Süpermarketlerde ilginizi cezbeden yüzlerce seçenek varken masum kalmak da
zor elbette. Kendi ailesi için hazırladığı yemekleri “anneanne yemekleri”
olarak tanımlayan Pınar Hanım, sağlıklı beslenmenin yolunun sade sofralardan
geçtiğini söylüyor. Sofranızda çeşit arttıkça, vücudunuza soktuğunuz besinlerin
katkı maddeli olma olasılığı da artıyor haliyle. Üstelik gösterişli sofralar
kurmak ister istemez insanları israfa da sürüklüyor. Sanırım “organik beslenmek
için zengin olmak lazım” ülkemizde sağlıklı beslenmeyle ilgili en büyük yanılgı.
Aksine, az çeşitle eski usül yemekler yapmak daha sağlıklı gözüküyor.
Peki ne yiyeceğiz biz!
Özellikle büyükşehirlerde yaşayan insanların her öğününü kendi
malzemeleriyle evde pişirmesi tabi ki mümkün değil. Ancak dışarıda da ne
tükettiğinize kendiniz karar verebilirsiniz. “Marketten aldığınız ürünün
arkasına bakın, emin olmadığınız ya da anlamadığınız bir şey olduğunda firmayı
arayın, soru sorun, öğrenin.” diyen Pınar Hanım’a göre iş, tüketicinin bilinçli
olmasına bağlı.
3 saatten fazla süren söyleşide onlarca soruya çok faydalı yanıtlar aldık. Son
olarak, bu yanıtlardan dikkatimizi en çok çekenleri (“korkunç gerçekler”

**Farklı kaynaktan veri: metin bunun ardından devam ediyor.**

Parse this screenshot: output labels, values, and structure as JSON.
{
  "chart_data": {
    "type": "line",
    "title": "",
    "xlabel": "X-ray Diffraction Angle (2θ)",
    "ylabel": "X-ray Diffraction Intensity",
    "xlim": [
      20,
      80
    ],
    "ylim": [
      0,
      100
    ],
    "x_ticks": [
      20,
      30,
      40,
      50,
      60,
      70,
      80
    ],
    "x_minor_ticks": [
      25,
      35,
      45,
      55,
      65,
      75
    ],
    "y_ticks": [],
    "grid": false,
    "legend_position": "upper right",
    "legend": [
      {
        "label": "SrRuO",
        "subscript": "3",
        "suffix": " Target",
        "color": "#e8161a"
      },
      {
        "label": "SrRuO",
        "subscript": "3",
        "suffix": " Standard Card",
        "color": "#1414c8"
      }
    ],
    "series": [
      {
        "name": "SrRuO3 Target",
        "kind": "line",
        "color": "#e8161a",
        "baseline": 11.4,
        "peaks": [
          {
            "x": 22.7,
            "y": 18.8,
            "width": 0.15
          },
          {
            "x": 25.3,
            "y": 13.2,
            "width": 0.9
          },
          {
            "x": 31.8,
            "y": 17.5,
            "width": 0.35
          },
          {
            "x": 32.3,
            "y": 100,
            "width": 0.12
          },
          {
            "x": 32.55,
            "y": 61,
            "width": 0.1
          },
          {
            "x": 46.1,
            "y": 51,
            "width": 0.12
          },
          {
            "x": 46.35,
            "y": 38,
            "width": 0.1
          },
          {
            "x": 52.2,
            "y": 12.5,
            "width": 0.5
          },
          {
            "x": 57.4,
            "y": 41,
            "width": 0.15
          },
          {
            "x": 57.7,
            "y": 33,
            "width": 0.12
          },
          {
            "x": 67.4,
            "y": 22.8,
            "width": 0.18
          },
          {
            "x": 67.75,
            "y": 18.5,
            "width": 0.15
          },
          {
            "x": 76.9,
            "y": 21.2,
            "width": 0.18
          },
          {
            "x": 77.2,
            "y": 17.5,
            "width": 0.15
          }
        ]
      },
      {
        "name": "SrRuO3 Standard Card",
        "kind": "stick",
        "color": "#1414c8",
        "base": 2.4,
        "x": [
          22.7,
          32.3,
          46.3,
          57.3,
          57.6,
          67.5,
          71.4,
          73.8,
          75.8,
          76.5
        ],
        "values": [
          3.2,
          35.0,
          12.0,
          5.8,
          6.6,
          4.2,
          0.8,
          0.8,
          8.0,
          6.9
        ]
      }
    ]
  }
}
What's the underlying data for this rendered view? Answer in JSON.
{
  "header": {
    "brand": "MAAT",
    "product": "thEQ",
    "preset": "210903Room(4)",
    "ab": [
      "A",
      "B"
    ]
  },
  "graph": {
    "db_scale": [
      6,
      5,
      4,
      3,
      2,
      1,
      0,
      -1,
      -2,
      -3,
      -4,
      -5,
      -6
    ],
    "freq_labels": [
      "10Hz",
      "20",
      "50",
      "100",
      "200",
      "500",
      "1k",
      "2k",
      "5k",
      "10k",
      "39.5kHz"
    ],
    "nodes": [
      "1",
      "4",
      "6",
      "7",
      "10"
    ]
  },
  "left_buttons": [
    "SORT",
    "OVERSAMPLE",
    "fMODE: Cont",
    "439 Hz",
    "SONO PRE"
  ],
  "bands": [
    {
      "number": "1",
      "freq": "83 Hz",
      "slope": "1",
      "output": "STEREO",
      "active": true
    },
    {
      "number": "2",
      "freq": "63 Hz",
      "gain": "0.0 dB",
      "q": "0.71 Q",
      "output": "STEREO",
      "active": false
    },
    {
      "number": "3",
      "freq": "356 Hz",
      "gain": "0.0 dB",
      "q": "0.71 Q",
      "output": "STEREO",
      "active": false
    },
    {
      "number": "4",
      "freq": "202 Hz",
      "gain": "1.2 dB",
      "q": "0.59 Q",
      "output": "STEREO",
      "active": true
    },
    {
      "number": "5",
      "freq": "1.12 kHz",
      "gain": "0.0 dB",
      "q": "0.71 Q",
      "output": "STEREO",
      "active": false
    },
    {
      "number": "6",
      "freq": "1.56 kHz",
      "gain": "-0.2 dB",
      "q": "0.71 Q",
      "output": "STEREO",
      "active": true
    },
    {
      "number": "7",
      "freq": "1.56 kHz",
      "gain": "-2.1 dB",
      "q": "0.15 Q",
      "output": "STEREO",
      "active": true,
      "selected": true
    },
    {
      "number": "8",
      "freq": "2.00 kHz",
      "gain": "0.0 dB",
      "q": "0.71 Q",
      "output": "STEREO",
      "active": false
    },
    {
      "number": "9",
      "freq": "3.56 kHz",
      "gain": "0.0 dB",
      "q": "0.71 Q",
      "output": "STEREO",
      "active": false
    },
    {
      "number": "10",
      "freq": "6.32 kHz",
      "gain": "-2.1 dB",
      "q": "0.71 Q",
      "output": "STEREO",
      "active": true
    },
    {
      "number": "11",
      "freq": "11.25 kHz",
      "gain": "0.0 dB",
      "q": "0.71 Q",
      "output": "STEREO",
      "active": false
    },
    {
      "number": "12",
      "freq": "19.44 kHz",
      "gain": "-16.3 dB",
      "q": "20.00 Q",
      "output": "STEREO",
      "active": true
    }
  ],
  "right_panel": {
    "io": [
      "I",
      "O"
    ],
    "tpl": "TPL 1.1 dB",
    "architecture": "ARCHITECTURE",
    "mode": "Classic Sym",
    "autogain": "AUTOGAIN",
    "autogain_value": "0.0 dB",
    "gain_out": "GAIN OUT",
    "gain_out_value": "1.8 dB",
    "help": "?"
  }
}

başlığıyla da yazılabilir) sıralayalım:
- Maalesef İstanbul’da kendi bahçenizde organik tarım yapmak, topraktaki ve havadaki ağır metaller yüzünden mümkün değil.
- Marketlerde satılan paket dondurmalardan uzak durmaya çalışın. Dondurma diye yediğimiz şey aslında su, şeker ve gıda boyasının bir karışımı.
- Çiftlik balığı değil deniz balığı tüketmeye çalışın.
- Kuruyemiş alırken bilindik, isim yapmış markaları tercih edin. Mahallenizdeki çerezcinin deposunun hangi koşullarda olduğunu asla bilemezsiniz.
- Zamanında bile olsa çilekten uzak durun, çünkü bünyesinde en çok hormon barındıran gıdalardan biri.
- “Himalaya tuzu”, “Maydanoz balı” gibi ürünlere hemen atlamayın. Çoğu pazarlamayla fiyatı şişirilen ürünlerden başka birşey değil.
- Dana eti yerine kuzu tercih edin; kuzu yapısı itibariyle hormonla şişemeyen bir hayvan, aksine 4 aylık bir danaya hormon yükleyerek 1.5 tona çıkarmak mümkün.
- Garip bir durumla karşılaştığınızda Alo 174 Gıda Hattı’nı arayın.
- Yapımı basit olduğu için yoğurdunuzu evde yapmaya çalışın. Günlük sütler, yoğurt yapımı için gayet uygun.
- Evinize damacana su alıyorsanız sipariş verirken damacananın yeni tarihli olmasını talep edin. Uzun süre kullanılan damacanalar bünyesinde kimyasal maddeler üretiyor.
BuGusto'yu kırmayıp Nazilli'den kalkıp gelen Pınar Kaftancıoğlu'na bir kez daha teşekkür ediyoruz.